Some of Hanson’s writing suggests he is indeed endorsing these sorts of requirements. E.g. in one post he writes:

For example, at past rates of [usual artificial intelligence (UAI)] progress it should take two to four centuries to reach human level abilities in the typical UAI subfield, and thus even longer in most subfields. Since the world economy now doubles roughly every fifteen years, that comes to twenty doublings in three centuries. If ems show up halfway from now to full human level usual AI, there’d still be ten economic doublings to go, which would then take ten months if the economy doubled monthly. Which is definitely faster UAI progress…Thus we should expect many doublings of the em era after ems and before human level UAI

This seems to be saying that the timeline estimates he is using are indeed based on input growth rather than serial time, and so AGI requires multiplying log input growth (referred to as doublings above) of the 20 year past periods many fold.

Conclusion

So on the object-level we can reject such estimates of the resource requirements for human-level performance.

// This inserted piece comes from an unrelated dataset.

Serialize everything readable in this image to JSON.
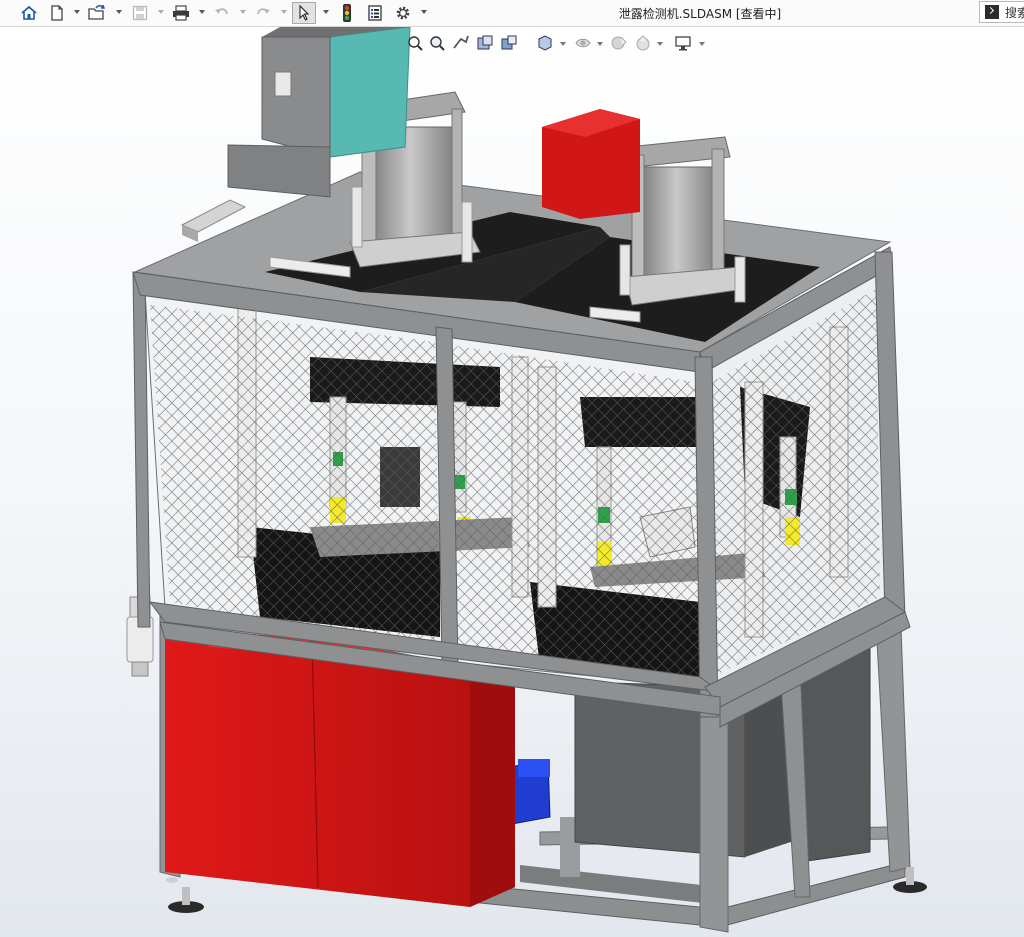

If extrapolating survey responses about fractional progress per Hanson yields such absurdities, we should instead believe that respondents’ subjective progress estimates will accelerate as a function of resource inputs. In particular, that they would be end-loaded, putting higher weight on final orders of magnitude in input growth. This position is supported by the enormous differences in cognitive capabilities between humans and chimpanzees despite less than an order of magnitude difference in the quantity of brain tissue. It seems likely that ‘chimpanzee AI’ would be rated as a lot less than 90% progress towards human level performance, but chimpanzees only appeared after 99%+ of the timespan of evolution, and 90%+ of the growth in brain size.

This view also reconciles better with the survey evidence reporting acceleration and direct timeline estimates much shorter than Hanson’s.

For the more recent survey estimate of 142 years of progress with the above assumptions the result is 10^43 FLOP (more with incorporation of past growth in spending), which is more arguable but still extremely high, suggesting evolutionary levels of compute without any of the obvious advantages of intentional human design providing major efficiencies, and with scaling much worse than observed for deep learning today.

The aggregate and deep learning linear extrapolation results of several decades still suffer a version of this problem, primarily because of the unsustainably rapid growth of expenditures, e.g. it is impossible to maintain annual 10x growth in compute for the largest models for 30 years. While they report much more rapid progress and acceleration than the Hanson survey respondents, we would still expect more acceleration in subjective progress estimates as we come closer to across-the-board superhuman performance.